The numbers don’t lie: In 2007, the Mississippi Department of Education issued 7,620 teaching licenses. By 2017, that number shrunk to a mere 603 licenses issued.
Our shamefully low teacher salaries, inadequate and under-resourced classrooms, minimal and underfunded teacher supply funds, and the consistent starvation of public education in Mississippi all play a significant role in our inability to retain and recruit current and future educators while limiting opportunities for our students.
To begin addressing the predicament in which we now find ourselves, we implore you to take the following actions:
- Fully fund the Mississippi Adequate Education Program (MAEP)
- Provide an immediate raise of $5,000 to all certified teachers
- Provide an immediate raise of $2,500 to all assistant teachers
- Fully fund the Education Enhancement Fund’s (EEF) Teacher Supply Fund
- Provide multi-year contracts and the possibility of teacher tenure for veteran teachers
The state of Mississippi has asked teachers and education support professionals to “figure it out” year after year.
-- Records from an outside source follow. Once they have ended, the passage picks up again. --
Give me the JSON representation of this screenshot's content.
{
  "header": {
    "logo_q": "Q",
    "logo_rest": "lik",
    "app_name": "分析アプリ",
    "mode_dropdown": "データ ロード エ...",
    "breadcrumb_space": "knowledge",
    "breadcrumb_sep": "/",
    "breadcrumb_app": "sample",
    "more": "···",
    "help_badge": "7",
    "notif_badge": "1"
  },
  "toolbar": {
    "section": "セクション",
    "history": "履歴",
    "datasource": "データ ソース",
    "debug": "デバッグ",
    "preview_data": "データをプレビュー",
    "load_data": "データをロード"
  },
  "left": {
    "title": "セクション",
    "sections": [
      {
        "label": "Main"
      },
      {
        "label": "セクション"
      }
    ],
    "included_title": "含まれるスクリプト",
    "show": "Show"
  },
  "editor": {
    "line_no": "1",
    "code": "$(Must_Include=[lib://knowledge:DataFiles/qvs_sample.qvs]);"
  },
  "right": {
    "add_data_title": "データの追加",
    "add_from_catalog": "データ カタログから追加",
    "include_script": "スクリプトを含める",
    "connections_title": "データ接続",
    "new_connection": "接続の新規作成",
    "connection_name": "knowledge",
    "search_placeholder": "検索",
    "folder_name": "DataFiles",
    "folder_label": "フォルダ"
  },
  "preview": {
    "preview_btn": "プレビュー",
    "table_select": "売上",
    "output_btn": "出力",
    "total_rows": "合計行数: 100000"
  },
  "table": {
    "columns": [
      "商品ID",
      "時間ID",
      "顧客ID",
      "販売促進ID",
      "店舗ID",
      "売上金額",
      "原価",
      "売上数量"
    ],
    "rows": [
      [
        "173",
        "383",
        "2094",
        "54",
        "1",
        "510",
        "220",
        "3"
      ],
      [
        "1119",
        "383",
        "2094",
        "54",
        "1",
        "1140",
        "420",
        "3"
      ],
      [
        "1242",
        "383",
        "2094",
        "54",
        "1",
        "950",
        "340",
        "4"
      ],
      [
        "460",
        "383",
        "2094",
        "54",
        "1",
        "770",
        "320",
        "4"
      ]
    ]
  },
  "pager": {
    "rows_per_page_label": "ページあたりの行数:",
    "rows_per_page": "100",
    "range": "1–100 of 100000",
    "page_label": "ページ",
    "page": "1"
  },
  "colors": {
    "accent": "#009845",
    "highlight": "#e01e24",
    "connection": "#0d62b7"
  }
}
State leaders tell us in speeches and statements to the press that teachers and school district employees are loved and valued, while their actions show us that we are on our own—until, of course, it’s time for re-election. Even then, we are given just enough scraps to pacify us until the next time an election year rolls around.
Well, not this time.
We have amazing educators at work in this state. From Clarksdale to Pascagoula and everywhere in between, there are teachers, bus drivers, cafeteria workers, janitorial staff, and administrators in every school district in Mississippi pouring their hearts into shaping the future of this state. They deserve our admiration and our respect, and they deserve a significant investment from our state leaders.
We stand ready to have a real conversation about how we can work to remedy this situation. I eagerly await your reply.